Kinetic energy on the other hand will always be non-negative. We can choose a frame in which the kinetic energy of a given object is zero, but we can’t make it come out negative.

 

[Dale]

Best of luck as this will crash eventually.

There is nothing wrong with the science here, no imminent danger of a "crash". It is your expectation that energy is always positive which needs to be adjusted. The ideas of binding energy and mass deficit (or mass defect) are well known, theoretically sound, and experimentally validated.

You asked a question and you received the correct answer from multiple experts. Now it is up to you to learn. Sometimes the result of asking a question is the opportunity to learn something surprising. That is the opportunity you have now.

 

[PeterDonis]

We can always add or subtract an arbitrary value from the potential energy

But we can't change direct observables, and as I have already pointed out, the externally measured mass of the system is a direct observable. So any convention for gravitational potential energy that does not have it go to zero at infinity means, as I pointed out, that there is now an arbitrary constant in the math that ends up dropping out of the analysis as soon as you try to evaluate any direct observable. So the only convention that actually makes physical sense for this scenario is that GPE goes to zero at infinity.

in other problems we may choose different conventions

Agreed, that's why I qualified my response to @Bosko with "in this scenario".

 

[PeroK]

In all honesty, how old is this mess?

It's over 120 posts now.

 

[bigbear73]

So to get on track…

Initial system: Total E: (rest)Mass + Ekin + Ep
Final system: Total E: (rest)Mass + Ekin + Ep has not changed (as long as no Energy left the system).
Ep converted to Ekin

But I stil have a question,
When we talk about the Mass of a galaxy like the Milky way, I get the impression only the (rest)Mass is meant, not the Ekin + Ep part.
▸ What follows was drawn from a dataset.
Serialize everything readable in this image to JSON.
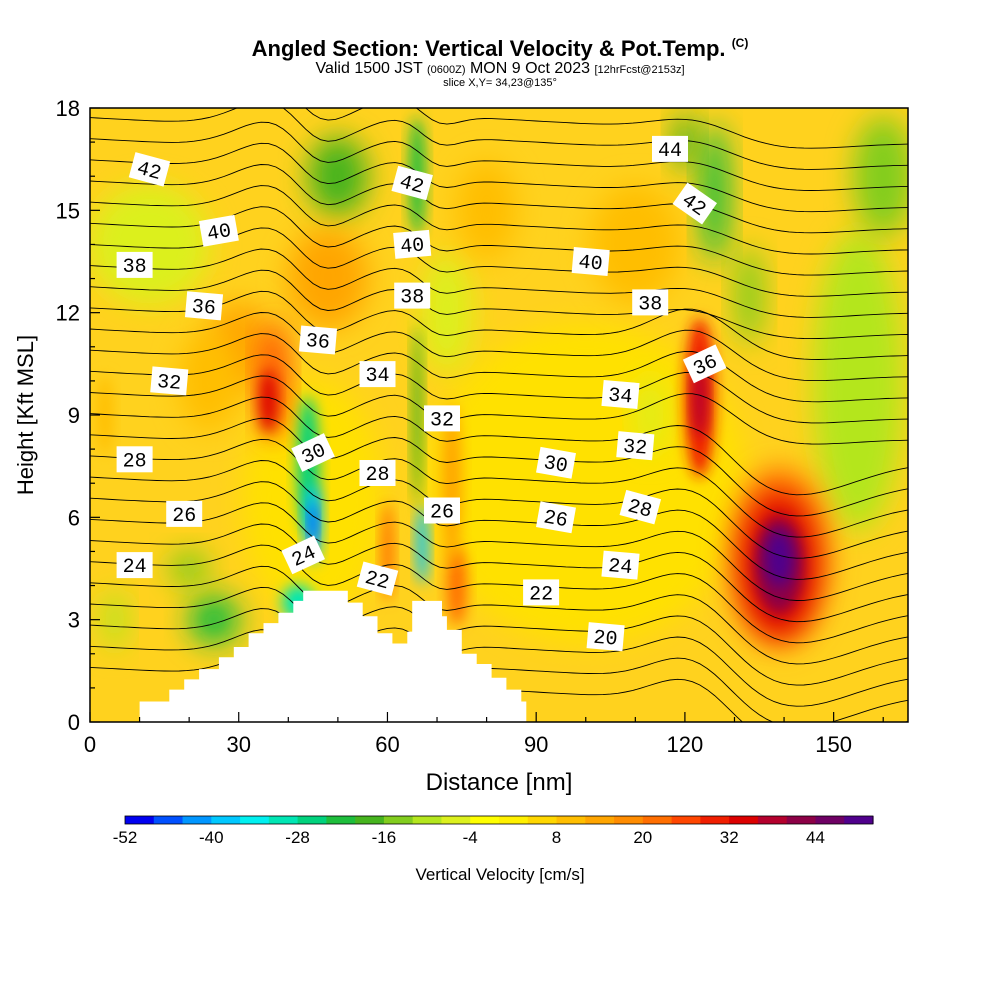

But when we talk about the gravitational effects of galaxies we have to consider the Total E. Can someone please explain to me why the Ekin+ Ep part is different from dark Mass/Energy.

 

[PeroK]

So to get on track…

Initial system: Total E: (rest)Mass + Ekin + Ep
Final system: Total E: (rest)Mass + Ekin + Ep has not changed (as long as no Energy left the system).
Ep converted to Ekin

But I stil have a question,
When we talk about the Mass of a galaxy like the Milky way, I get the impression only the (rest)Mass is meant, not the Ekin + Ep part.

But when we talk about the gravitational effects of galaxies we have to consider the Total E. Can someone please explain to me why the Ekin+ Ep part is different from dark Mass/Energy.

It might be better to start a new thread and reference this one if you need to. The mass of the Milky Way is almost entirely the rest mass of the stars and dark matter. The internal KE and GPE are negligible. The stars are generally too far apart and moving too slowly relative to each other for these other quantities to be significant.